Aralarına bir-iki koyu AKP’li yazar alınca iktidara hoş görüneceğini sanarak yansızlığını yandaşlığa çeviren gazetelerin değişen rengi ve tutumu, burukluk yaratmakta, ilerde kullanılıp atılacaklarının ayırdında olma yetilerini yitirdikleri izlenmektedir.
Sermaye el değiştirmiş, köşebaşları tutulmuş, iktidar korkusu ve baskısı gerçekleri tersine çevirmiş, siyasal tutsaklığın boyutları ölçülemez duruma gelmiştir. Ruhsuzluk, duyarsızlık, saygısızlık ve güvensizlik gitgide yoksunluğunun acılarını yaşatmaktadır.

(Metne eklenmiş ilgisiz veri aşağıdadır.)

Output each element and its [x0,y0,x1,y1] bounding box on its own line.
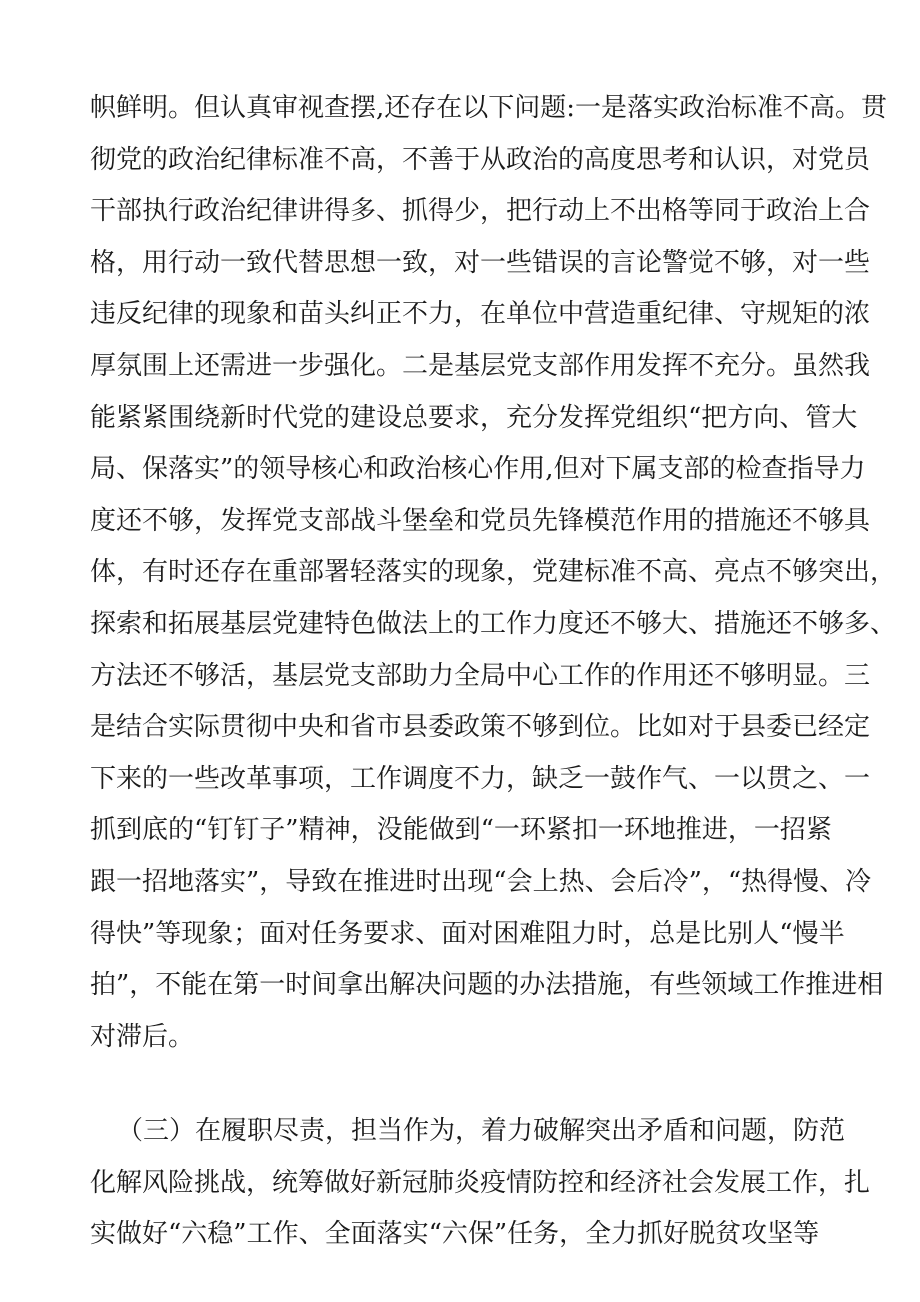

Devletin yüksek tutulması gereken itibarına değil, Apo’nun olmayan itibarına özen gösteren siyasetçiler, yolsuzluk ve rüşvet olaylarını gözardı ederek kişisel beklentileri ve çıkarları için oy kullananlar, giderek yaygınlaşan mezhepçilik, cemaatçilik, partizanlık, arkadan konuşma, iki yüzlülük, bilgisizlik ve arsızlık toplumu kemiriyor. İnanç sömürüsü ve demokrasi yozlaşmasıyla gelinen çizgi geleceğe ilişkin kaygıları artırmaktadır. Bilim çatısı yıkılmakta, dogmalar yeni yapılanmalarla uygarlığın üzerine çökmektedir.
OLASILIK
Sanırız kimilerinin sultanlık ve halifelik yönelişli diktacı düzen istemleri, kursaklarında kalmaktan öte onları yıkacak, değerini bilmedikleri anlaşılan lâik Atatürk cumhuriyeti kendilerini hiçleyecektir. Şamatayla, yaygarayla, ilkellik belirtisi övünmeyen, konuşmalar, saldırılar ve sözde yanıtlarla kötülükleri unutturmaları olanaksızdır. Zaman kimlerin süpürüldüğünü bir gün gösterecektir. Yalan-dolanla, babalarının çiftliği gibi ülkeyi “süreç” adıyla görüşme konusu yapanlarla, halktan gerçekleri saklayıp ödün umutlarıyla bölücüleri sevindirenlerle, kurtuluş ve kuruluş felsefesine sırtını dönenlerle birliktelik karabasandır. Kimi bayram ve günlerde yayımladıkları içtenliksiz iletilerle kendilerinden başkasını kandıramazlar.